Healy maintained good interactions with the audience, greeting the audience by asking, “Ladies and gentlemen, how are you feeling tonight?" He counted “one, two, one, two, three, four” as the wild fans danced to the music.

Healy, apparently, holds great passion for the States. Besides saying with excitement, “We are here, we made it,” he expressed his heartfelt concern about the nearing nerve-racking presidential race.

“There is no political speech, we are pop stars, we know nothing about politics,” Healy said. “We are from a politically and socially f---ed-up country; you are not like us…you have to vote.” The audience, hoping he would get back to singing, responded with a confused “what?”

Besides this awkward interlude, the show itself was an audio-visual feast that justified its popularity. The bright light projection pillars on the stage changed colors and patterns with the songs, washing the audience from blue to yellow, to a warm orange.

The 1975’s most-recent work is the 17-track collection “I like it when you sleep, for you are so beautiful yet so unaware of it,” which reached No. 1 status in both the United Kingdom and United States after coming out in February. The band played many of their hits, “She's American,” “Chocolate,” and “Love Me,” which were beautifully presented by Healy’s strong stage presence and flawless cooperation among band members. Fans sang along with Healy, precisely repeating the lyrics. During “Medicine” the excited crowd simultaneously and autonomously turned on the flashlights, creating a sea of sparkling tiny spots. When Healy climbed on the sound box, his body outlined in the darkness made him appear god-like, initiating, again, the slapping on the guardrails and unceasing screams.
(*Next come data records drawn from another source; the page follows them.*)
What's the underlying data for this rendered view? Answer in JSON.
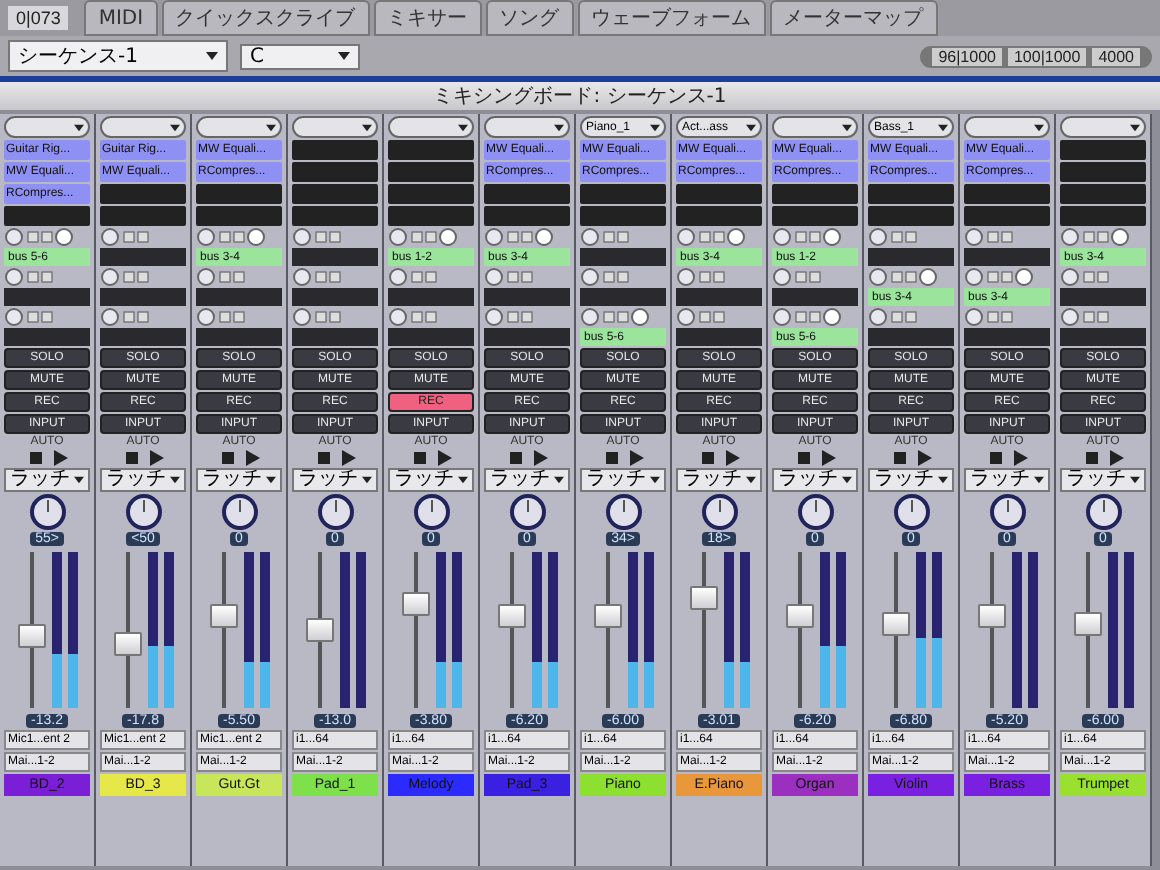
{
  "toolbar": {
    "counter": "0|073",
    "tabs": [
      "MIDI",
      "クイックスクライブ",
      "ミキサー",
      "ソング",
      "ウェーブフォーム",
      "メーターマップ"
    ],
    "sequence": "シーケンス-1",
    "key": "C",
    "zoom_fields": [
      "96|1000",
      "100|1000",
      "4000"
    ]
  },
  "window": {
    "title": "ミキシングボード: シーケンス-1"
  },
  "strips": [
    {
      "inserts": [
        "Guitar Rig...",
        "MW Equali...",
        "RCompres..."
      ],
      "sends": [
        {
          "kind": "bus",
          "label": "bus 5-6"
        },
        {
          "kind": "empty"
        },
        {
          "kind": "empty"
        }
      ],
      "buttons": [
        {
          "label": "SOLO",
          "on": false
        },
        {
          "label": "MUTE",
          "on": false
        },
        {
          "label": "REC",
          "on": false
        },
        {
          "label": "INPUT",
          "on": false
        }
      ],
      "auto": {
        "label": "AUTO",
        "mode": "ラッチ"
      },
      "pan": "55>",
      "fader": {
        "level": 0.45,
        "reading": "-13.2"
      },
      "meters": [
        {
          "level": 0.35
        },
        {
          "level": 0.35
        }
      ],
      "io": [
        "Mic1...ent 2",
        "Mai...1-2"
      ],
      "name": "BD_2",
      "color": "#7a1fd6"
    },
    {
      "inserts": [
        "Guitar Rig...",
        "MW Equali..."
      ],
      "sends": [
        {
          "kind": "empty"
        },
        {
          "kind": "empty"
        },
        {
          "kind": "empty"
        }
      ],
      "buttons": [
        {
          "label": "SOLO",
          "on": false
        },
        {
          "label": "MUTE",
          "on": false
        },
        {
          "label": "REC",
          "on": false
        },
        {
          "label": "INPUT",
          "on": false
        }
      ],
      "auto": {
        "label": "AUTO",
        "mode": "ラッチ"
      },
      "pan": "<50",
      "fader": {
        "level": 0.4,
        "reading": "-17.8"
      },
      "meters": [
        {
          "level": 0.4
        },
        {
          "level": 0.4
        }
      ],
      "io": [
        "Mic1...ent 2",
        "Mai...1-2"
      ],
      "name": "BD_3",
      "color": "#e6e84a"
    },
    {
      "inserts": [
        "MW Equali...",
        "RCompres..."
      ],
      "sends": [
        {
          "kind": "bus",
          "label": "bus 3-4"
        },
        {
          "kind": "empty"
        },
        {
          "kind": "empty"
        }
      ],
      "buttons": [
        {
          "label": "SOLO",
          "on": false
        },
        {
          "label": "MUTE",
          "on": false
        },
        {
          "label": "REC",
          "on": false
        },
        {
          "label": "INPUT",
          "on": false
        }
      ],
      "auto": {
        "label": "AUTO",
        "mode": "ラッチ"
      },
      "pan": "0",
      "fader": {
        "level": 0.6,
        "reading": "-5.50"
      },
      "meters": [
        {
          "level": 0.3
        },
        {
          "level": 0.3
        }
      ],
      "io": [
        "Mic1...ent 2",
        "Mai...1-2"
      ],
      "name": "Gut.Gt",
      "color": "#c8e65a"
    },
    {
      "sends": [
        {
          "kind": "empty"
        },
        {
          "kind": "empty"
        },
        {
          "kind": "empty"
        }
      ],
      "buttons": [
        {
          "label": "SOLO",
          "on": false
        },
        {
          "label": "MUTE",
          "on": false
        },
        {
          "label": "REC",
          "on": false
        },
        {
          "label": "INPUT",
          "on": false
        }
      ],
      "auto": {
        "label": "AUTO",
        "mode": "ラッチ"
      },
      "pan": "0",
      "fader": {
        "level": 0.5,
        "reading": "-13.0"
      },
      "io": [
        "i1...64",
        "Mai...1-2"
      ],
      "name": "Pad_1",
      "color": "#7ee04a"
    },
    {
      "sends": [
        {
          "kind": "bus",
          "label": "bus 1-2"
        },
        {
          "kind": "empty"
        },
        {
          "kind": "empty"
        }
      ],
      "buttons": [
        {
          "label": "SOLO",
          "on": false
        },
        {
          "label": "MUTE",
          "on": false
        },
        {
          "label": "REC",
          "on": true
        },
        {
          "label": "INPUT",
          "on": false
        }
      ],
      "auto": {
        "label": "AUTO",
        "mode": "ラッチ"
      },
      "pan": "0",
      "fader": {
        "level": 0.7,
        "reading": "-3.80"
      },
      "meters": [
        {
          "level": 0.3
        },
        {
          "level": 0.3
        }
      ],
      "io": [
        "i1...64",
        "Mai...1-2"
      ],
      "name": "Melody",
      "color": "#2b2bff"
    },
    {
      "inserts": [
        "MW Equali...",
        "RCompres..."
      ],
      "sends": [
        {
          "kind": "bus",
          "label": "bus 3-4"
        },
        {
          "kind": "empty"
        },
        {
          "kind": "empty"
        }
      ],
      "buttons": [
        {
          "label": "SOLO",
          "on": false
        },
        {
          "label": "MUTE",
          "on": false
        },
        {
          "label": "REC",
          "on": false
        },
        {
          "label": "INPUT",
          "on": false
        }
      ],
      "auto": {
        "label": "AUTO",
        "mode": "ラッチ"
      },
      "pan": "0",
      "fader": {
        "level": 0.6,
        "reading": "-6.20"
      },
      "meters": [
        {
          "level": 0.3
        },
        {
          "level": 0.3
        }
      ],
      "io": [
        "i1...64",
        "Mai...1-2"
      ],
      "name": "Pad_3",
      "color": "#3a20e0"
    },
    {
      "group": "Piano_1",
      "inserts": [
        "MW Equali...",
        "RCompres..."
      ],
      "sends": [
        {
          "kind": "empty"
        },
        {
          "kind": "empty"
        },
        {
          "kind": "bus",
          "label": "bus 5-6"
        }
      ],
      "buttons": [
        {
          "label": "SOLO",
          "on": false
        },
        {
          "label": "MUTE",
          "on": false
        },
        {
          "label": "REC",
          "on": false
        },
        {
          "label": "INPUT",
          "on": false
        }
      ],
      "auto": {
        "label": "AUTO",
        "mode": "ラッチ"
      },
      "pan": "34>",
      "fader": {
        "level": 0.6,
        "reading": "-6.00"
      },
      "meters": [
        {
          "level": 0.3
        },
        {
          "level": 0.3
        }
      ],
      "io": [
        "i1...64",
        "Mai...1-2"
      ],
      "name": "Piano",
      "color": "#8ee030"
    },
    {
      "group": "Act...ass",
      "inserts": [
        "MW Equali...",
        "RCompres..."
      ],
      "sends": [
        {
          "kind": "bus",
          "label": "bus 3-4"
        },
        {
          "kind": "empty"
        },
        {
          "kind": "empty"
        }
      ],
      "buttons": [
        {
          "label": "SOLO",
          "on": false
        },
        {
          "label": "MUTE",
          "on": false
        },
        {
          "label": "REC",
          "on": false
        },
        {
          "label": "INPUT",
          "on": false
        }
      ],
      "auto": {
        "label": "AUTO",
        "mode": "ラッチ"
      },
      "pan": "18>",
      "fader": {
        "level": 0.75,
        "reading": "-3.01"
      },
      "meters": [
        {
          "level": 0.3
        },
        {
          "level": 0.3
        }
      ],
      "io": [
        "i1...64",
        "Mai...1-2"
      ],
      "name": "E.Piano",
      "color": "#e8983a"
    },
    {
      "inserts": [
        "MW Equali...",
        "RCompres..."
      ],
      "sends": [
        {
          "kind": "bus",
          "label": "bus 1-2"
        },
        {
          "kind": "empty"
        },
        {
          "kind": "bus",
          "label": "bus 5-6"
        }
      ],
      "buttons": [
        {
          "label": "SOLO",
          "on": false
        },
        {
          "label": "MUTE",
          "on": false
        },
        {
          "label": "REC",
          "on": false
        },
        {
          "label": "INPUT",
          "on": false
        }
      ],
      "auto": {
        "label": "AUTO",
        "mode": "ラッチ"
      },
      "pan": "0",
      "fader": {
        "level": 0.6,
        "reading": "-6.20"
      },
      "meters": [
        {
          "level": 0.4
        },
        {
          "level": 0.4
        }
      ],
      "io": [
        "i1...64",
        "Mai...1-2"
      ],
      "name": "Organ",
      "color": "#9a2fc0"
    },
    {
      "group": "Bass_1",
      "inserts": [
        "MW Equali...",
        "RCompres..."
      ],
      "sends": [
        {
          "kind": "empty"
        },
        {
          "kind": "bus",
          "label": "bus 3-4"
        },
        {
          "kind": "empty"
        }
      ],
      "buttons": [
        {
          "label": "SOLO",
          "on": false
        },
        {
          "label": "MUTE",
          "on": false
        },
        {
          "label": "REC",
          "on": false
        },
        {
          "label": "INPUT",
          "on": false
        }
      ],
      "auto": {
        "label": "AUTO",
        "mode": "ラッチ"
      },
      "pan": "0",
      "fader": {
        "level": 0.55,
        "reading": "-6.80"
      },
      "meters": [
        {
          "level": 0.45
        },
        {
          "level": 0.45
        }
      ],
      "io": [
        "i1...64",
        "Mai...1-2"
      ],
      "name": "Violin",
      "color": "#7a20e0"
    },
    {
      "inserts": [
        "MW Equali...",
        "RCompres..."
      ],
      "sends": [
        {
          "kind": "empty"
        },
        {
          "kind": "bus",
          "label": "bus 3-4"
        },
        {
          "kind": "empty"
        }
      ],
      "buttons": [
        {
          "label": "SOLO",
          "on": false
        },
        {
          "label": "MUTE",
          "on": false
        },
        {
          "label": "REC",
          "on": false
        },
        {
          "label": "INPUT",
          "on": false
        }
      ],
      "auto": {
        "label": "AUTO",
        "mode": "ラッチ"
      },
      "pan": "0",
      "fader": {
        "level": 0.6,
        "reading": "-5.20"
      },
      "io": [
        "i1...64",
        "Mai...1-2"
      ],
      "name": "Brass",
      "color": "#7a20e0"
    },
    {
      "sends": [
        {
          "kind": "bus",
          "label": "bus 3-4"
        },
        {
          "kind": "empty"
        },
        {
          "kind": "empty"
        }
      ],
      "buttons": [
        {
          "label": "SOLO",
          "on": false
        },
        {
          "label": "MUTE",
          "on": false
        },
        {
          "label": "REC",
          "on": false
        },
        {
          "label": "INPUT",
          "on": false
        }
      ],
      "auto": {
        "label": "AUTO",
        "mode": "ラッチ"
      },
      "pan": "0",
      "fader": {
        "level": 0.55,
        "reading": "-6.00"
      },
      "io": [
        "i1...64",
        "Mai...1-2"
      ],
      "name": "Trumpet",
      "color": "#9ae030"
    }
  ]
}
It's surprising that The 1975 has such a devoted fan base in Syracuse, considering many other British bands’ futile, yet touchingly perseverant, endeavors of winning the heart of Uncle Sam. The 1975 really knows how to please the American audience with their flaky and confessional lyrics, Instagram-like music styles, and, of course, Healy's slender legs and stylish messy hair.

The energized vibe was tangible; the Brits won over the Americans this time.